The one detail that teaches the most
Schoening also writes that she cried on and off for two days after the chatbot told her — before any clinician had — that her husband would probably need spinal surgery. This is the most instructive line in the paper, and it cuts both ways. The blow landed at the kitchen table rather than in the consulting room. Underneath sits a real clinical fact: people absorb very little of what is said in an appointment delivered under shock. The authors cite a figure — neurosurgery patients recalling, on average, 24.8 percent of the information a day later — but it comes from a single study of forty-four patients, not from this case, and should be read as the secondary citation it is. The plausible reading is that processing bad news beforehand frees the appointment for the questions that genuinely need a surgeon. Plausible is as far as one family can take it; the case cannot rule out a motivated, digitally fluent household and ordinary chance.
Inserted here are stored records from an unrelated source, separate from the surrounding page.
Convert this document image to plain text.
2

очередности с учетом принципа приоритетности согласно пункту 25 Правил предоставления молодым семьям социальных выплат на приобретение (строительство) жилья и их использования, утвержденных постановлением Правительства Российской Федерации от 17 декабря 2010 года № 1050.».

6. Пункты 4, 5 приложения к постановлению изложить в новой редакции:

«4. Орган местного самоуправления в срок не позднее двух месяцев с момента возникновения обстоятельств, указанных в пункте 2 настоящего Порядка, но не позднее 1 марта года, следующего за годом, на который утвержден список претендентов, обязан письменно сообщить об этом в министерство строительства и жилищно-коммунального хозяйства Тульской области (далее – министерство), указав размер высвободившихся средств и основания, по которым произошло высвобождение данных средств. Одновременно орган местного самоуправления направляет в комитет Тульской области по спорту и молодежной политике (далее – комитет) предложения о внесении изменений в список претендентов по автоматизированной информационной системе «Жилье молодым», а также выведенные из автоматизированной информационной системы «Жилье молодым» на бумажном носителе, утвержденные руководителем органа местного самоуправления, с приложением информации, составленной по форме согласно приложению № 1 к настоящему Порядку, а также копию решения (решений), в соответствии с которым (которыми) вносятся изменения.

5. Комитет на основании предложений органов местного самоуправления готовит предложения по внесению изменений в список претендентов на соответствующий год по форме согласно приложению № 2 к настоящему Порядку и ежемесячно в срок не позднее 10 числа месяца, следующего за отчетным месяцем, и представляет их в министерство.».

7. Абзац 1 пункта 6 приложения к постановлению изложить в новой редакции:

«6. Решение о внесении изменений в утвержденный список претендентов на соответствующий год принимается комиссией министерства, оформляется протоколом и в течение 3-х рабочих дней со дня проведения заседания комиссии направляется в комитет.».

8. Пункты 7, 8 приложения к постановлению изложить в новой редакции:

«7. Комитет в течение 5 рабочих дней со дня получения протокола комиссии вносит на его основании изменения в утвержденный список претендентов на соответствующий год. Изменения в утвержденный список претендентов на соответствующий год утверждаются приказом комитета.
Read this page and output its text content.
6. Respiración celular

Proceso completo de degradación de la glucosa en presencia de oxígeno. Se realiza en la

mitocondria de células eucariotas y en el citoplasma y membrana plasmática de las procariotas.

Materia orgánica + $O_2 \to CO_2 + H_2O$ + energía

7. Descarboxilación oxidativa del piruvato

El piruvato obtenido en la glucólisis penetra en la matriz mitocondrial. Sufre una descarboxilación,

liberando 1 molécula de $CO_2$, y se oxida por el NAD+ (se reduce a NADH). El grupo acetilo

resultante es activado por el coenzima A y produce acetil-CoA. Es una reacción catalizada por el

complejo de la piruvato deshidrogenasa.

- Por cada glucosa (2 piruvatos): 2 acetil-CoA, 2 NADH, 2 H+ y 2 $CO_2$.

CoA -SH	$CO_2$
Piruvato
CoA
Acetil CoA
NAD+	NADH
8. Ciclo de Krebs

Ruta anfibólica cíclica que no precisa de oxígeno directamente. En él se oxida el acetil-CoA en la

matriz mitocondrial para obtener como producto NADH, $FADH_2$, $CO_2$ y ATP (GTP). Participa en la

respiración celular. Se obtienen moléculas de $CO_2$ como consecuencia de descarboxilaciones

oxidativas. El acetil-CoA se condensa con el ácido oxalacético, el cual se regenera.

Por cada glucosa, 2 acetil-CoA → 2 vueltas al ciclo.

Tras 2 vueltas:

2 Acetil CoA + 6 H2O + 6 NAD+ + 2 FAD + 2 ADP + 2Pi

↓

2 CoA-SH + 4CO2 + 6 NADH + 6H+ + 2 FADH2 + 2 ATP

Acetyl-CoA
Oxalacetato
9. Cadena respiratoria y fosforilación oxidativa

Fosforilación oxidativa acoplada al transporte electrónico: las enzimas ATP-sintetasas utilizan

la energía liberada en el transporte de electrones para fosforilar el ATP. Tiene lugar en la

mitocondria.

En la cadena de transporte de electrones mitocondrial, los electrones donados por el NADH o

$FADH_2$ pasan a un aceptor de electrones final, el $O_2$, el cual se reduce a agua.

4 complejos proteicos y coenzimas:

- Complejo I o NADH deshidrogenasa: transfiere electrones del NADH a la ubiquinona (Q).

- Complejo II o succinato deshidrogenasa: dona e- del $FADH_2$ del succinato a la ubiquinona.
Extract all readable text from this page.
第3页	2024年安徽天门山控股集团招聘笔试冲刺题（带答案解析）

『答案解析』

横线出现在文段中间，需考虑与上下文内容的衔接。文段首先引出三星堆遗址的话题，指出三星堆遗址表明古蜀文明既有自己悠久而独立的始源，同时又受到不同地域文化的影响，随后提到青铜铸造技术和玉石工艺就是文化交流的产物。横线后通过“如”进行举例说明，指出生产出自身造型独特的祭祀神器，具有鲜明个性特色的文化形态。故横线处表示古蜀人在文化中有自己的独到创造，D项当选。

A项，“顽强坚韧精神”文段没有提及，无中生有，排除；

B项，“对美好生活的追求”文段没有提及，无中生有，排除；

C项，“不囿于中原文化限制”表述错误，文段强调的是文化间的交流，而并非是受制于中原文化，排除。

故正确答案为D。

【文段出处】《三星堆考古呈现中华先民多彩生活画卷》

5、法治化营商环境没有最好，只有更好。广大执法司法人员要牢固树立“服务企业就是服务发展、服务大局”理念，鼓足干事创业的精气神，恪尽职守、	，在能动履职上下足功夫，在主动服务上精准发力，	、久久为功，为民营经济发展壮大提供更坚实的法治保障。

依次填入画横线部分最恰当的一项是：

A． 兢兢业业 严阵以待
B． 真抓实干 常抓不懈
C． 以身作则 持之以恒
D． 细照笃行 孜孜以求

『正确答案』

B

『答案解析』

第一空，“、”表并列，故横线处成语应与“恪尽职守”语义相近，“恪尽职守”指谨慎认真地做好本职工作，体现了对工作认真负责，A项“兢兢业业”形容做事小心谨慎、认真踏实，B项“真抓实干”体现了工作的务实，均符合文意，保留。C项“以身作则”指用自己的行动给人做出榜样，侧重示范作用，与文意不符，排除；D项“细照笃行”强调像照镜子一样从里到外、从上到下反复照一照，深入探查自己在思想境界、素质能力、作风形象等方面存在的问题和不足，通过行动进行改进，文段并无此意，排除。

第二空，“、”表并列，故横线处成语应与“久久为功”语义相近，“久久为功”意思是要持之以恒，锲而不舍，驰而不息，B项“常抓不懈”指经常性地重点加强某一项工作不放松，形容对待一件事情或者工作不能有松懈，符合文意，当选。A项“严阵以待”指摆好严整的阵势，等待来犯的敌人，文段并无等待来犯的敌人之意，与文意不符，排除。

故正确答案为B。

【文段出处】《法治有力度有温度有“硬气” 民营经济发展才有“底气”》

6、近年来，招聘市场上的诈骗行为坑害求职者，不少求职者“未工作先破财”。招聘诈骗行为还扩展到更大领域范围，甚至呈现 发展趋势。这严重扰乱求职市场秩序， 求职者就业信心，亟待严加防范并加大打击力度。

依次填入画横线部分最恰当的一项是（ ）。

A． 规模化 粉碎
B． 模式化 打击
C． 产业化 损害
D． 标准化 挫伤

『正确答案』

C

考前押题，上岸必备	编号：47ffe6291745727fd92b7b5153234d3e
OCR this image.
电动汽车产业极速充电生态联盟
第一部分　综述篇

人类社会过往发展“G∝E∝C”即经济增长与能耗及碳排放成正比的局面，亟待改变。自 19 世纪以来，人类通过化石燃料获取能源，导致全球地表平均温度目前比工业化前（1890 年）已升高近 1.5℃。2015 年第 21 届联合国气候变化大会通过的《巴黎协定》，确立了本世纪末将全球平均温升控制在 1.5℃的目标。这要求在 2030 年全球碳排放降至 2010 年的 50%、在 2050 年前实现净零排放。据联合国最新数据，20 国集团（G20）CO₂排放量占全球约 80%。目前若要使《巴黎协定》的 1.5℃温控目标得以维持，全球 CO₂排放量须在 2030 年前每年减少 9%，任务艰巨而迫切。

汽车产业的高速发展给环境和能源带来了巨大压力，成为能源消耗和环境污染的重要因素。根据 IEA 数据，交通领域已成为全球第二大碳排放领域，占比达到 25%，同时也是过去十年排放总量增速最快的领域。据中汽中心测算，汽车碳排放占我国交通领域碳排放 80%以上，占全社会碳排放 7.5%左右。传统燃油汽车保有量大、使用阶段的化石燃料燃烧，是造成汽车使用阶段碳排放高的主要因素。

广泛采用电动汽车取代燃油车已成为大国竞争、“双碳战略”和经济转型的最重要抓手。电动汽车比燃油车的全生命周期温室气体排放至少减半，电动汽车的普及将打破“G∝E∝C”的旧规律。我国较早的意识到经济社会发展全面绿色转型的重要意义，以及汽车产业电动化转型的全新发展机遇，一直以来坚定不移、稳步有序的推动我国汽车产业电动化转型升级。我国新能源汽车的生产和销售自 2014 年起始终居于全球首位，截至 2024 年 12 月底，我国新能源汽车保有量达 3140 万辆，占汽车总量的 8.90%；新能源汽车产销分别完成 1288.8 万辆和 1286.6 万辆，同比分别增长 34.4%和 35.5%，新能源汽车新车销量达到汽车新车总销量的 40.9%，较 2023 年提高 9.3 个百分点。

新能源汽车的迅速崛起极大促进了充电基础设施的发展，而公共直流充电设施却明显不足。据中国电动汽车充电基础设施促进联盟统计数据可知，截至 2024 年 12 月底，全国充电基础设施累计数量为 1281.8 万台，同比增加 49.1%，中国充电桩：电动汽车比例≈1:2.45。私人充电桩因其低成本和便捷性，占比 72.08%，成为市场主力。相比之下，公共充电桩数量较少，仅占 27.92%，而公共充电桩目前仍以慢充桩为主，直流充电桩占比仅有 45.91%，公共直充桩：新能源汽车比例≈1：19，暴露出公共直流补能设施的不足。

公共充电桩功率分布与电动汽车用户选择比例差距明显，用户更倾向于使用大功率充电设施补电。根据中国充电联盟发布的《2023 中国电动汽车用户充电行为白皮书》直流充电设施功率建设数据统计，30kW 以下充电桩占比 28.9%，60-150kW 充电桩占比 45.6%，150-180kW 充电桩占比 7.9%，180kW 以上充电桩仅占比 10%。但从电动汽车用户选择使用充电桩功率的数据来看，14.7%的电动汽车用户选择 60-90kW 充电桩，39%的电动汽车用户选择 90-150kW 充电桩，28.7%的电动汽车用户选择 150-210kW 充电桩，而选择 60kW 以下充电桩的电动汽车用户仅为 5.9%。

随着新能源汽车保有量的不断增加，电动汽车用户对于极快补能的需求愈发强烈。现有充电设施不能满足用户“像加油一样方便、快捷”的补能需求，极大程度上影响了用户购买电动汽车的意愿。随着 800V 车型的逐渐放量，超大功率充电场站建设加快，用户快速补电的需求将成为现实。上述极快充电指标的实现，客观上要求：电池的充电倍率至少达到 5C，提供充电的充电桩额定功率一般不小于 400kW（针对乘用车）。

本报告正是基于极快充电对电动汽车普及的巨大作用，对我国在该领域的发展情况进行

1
“A single favourable anecdote, told by the person it favoured, is the weakest tier of evidence — which is exactly why it is worth reading carefully rather than dismissing.”
Where the evidence stops
Everything that makes the account compelling also bounds it. One family, self-selected and self-reporting, with no comparator and no follow-up beyond their own telling. No one checked the chatbot's translation against the radiologist's intent in any structured way, so we cannot say it was accurate. We cannot attribute the earlier surgery to the summaries rather than to any of a dozen other factors. A single favourable anecdote, recounted by the person it favoured, is the weakest tier of clinical evidence — no criticism of the authors, who claim nothing more, but a brake on the inference a busy reader is tempted to make.
To their credit the authors are blunt about the failure modes. Hallucination first: fluent, confident output that is simply wrong, the more dangerous for sounding right. Their remedy is a set of validation habits — compare more than one tool, check the cited sources, cross-reference trusted health sites, ask someone who knows. Privacy second: consumer language models are not GDPR- or HIPAA-grade stores, so every identifier — including the treating clinicians' names — has to come out before anything goes in. The third lesson is the one that should unsettle anyone the story uplifts. The patients who would gain most from this kind of navigation — older, less digitally confident, not native speakers, unable to pay for a subscription — are the least equipped to do what this family did. A tool that most helps the already-capable can widen the very gap it appears to close.
So the case is a proof of concept for one resourceful family bridging the waiting gap by hand. It is not evidence that the gap should be bridged this way for everyone, and it is silent on the people for whom it would not work at all. The serious question it leaves open is not whether patients will reach for these tools in the interval — they already do — but who is accountable for the quality and the equity of what they find when no clinician is in the room.
Source: Schoening MB, Cotliar D. Patients and Caregivers Leveraging AI to Improve Their Health Care Journey: Case Study and Lessons Learned. J Particip Med 2026;18:e69790. A single self-reported caregiver case study with clinician commentary — an opinion paper with no comparator, no follow-up and no primary data, the lowest tier of clinical evidence — and the appraisal above weighs it as such.